Adventures: October 2017

WESTERN CAPE, SOUTH AFRICA

Justin Hawthorne

The Table Mountain National Park formed the focus of my October month. Always a mixed bag of weather, which meant plenty last minute plans for outdoor adventures.

I spent a day on the southern Twelve Apostles range walking some of my favourite routes on Table Mountain, with a special emphasis on mammal observations. This I achieved. Another aspect was to look out for a tube of SPF50 sunscreen which had slipped out the side pocket of my rucksack on a previous hike. This I did not achieve.

The beauty about hiking in this part of the mountain is that it is typically very quiet – often you see & hear nobody. For the most part this was true: a dog walker near the Suikerbossie access, as well as a father & son rock climbing in the Eureka Face vicinity. Otherwise…silence.
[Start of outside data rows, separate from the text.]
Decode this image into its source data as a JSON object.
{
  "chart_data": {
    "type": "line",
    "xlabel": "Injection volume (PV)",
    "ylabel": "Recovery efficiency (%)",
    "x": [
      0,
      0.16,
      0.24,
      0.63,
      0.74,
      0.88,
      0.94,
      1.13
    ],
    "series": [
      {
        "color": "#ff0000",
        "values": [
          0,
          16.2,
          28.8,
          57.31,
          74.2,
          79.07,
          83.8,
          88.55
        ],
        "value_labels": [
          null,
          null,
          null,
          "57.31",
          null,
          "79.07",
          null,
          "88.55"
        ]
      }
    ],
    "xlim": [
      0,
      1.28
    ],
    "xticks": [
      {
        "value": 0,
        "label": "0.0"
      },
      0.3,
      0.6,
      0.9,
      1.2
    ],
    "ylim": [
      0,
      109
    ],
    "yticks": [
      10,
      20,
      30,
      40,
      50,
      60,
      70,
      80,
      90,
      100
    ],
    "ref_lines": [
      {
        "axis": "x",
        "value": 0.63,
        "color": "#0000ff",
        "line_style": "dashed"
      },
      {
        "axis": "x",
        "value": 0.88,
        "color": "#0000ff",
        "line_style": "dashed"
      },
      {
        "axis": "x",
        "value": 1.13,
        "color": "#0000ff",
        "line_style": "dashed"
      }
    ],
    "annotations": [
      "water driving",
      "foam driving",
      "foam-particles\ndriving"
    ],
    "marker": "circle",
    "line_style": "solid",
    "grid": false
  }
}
I’ll intentionally plan to be descending around sunset, where the late afternoon light works its golden magic on the mountainside. The image above tells that story with the view over Llandudno.

Rivers of Table Mountain

With quite a number of wet weather days during the month, I made an effort to go for a few hikes along Table Mountain’s streams. The Liesbeek River is always a good bet for seeing a strong running river. The waterfalls high up in Window Gorge can be seen when driving on the M3, and they’ll tell you just how much water fell on the mountain.

Possibly the most dramatic day of October had to be when the #12ApostlesFire broke out near Bakoven / Camp’s Bay. I was leading a hike on the mountain that afternoon when we realised that there was a fire in the vicinity. We luckily were upwind, and out of harms way so we could proceed as planned. Out destination afforded us a brilliant overview of the fire, and we spent some time observing things before continuing our hike – governed by sunset.

Satyrium carneum

Earlier this year the South Peninsula was affected by a big fire which swept over Red Hill and Black Hill, burning between Ocean View and Simon’s Town. The fire was fanned by a strong westerly wind, and damaged private property. This spring has of course resulted in some beautiful displays of young blooms, orchids such as this Satyrium carneum have sprung up all over the sandy open slopes. Next year this time will look even more spectacular! The walking is easy, on flat and gentle terrain, so it really is a place you can just take a stroll spontaneously – without needing to pack you mountain hiking gear for a long day out. Tip: make an effort to head there now, or next year between August – November!

*A monthly series of four highlights from my work and play, shared via all social platforms.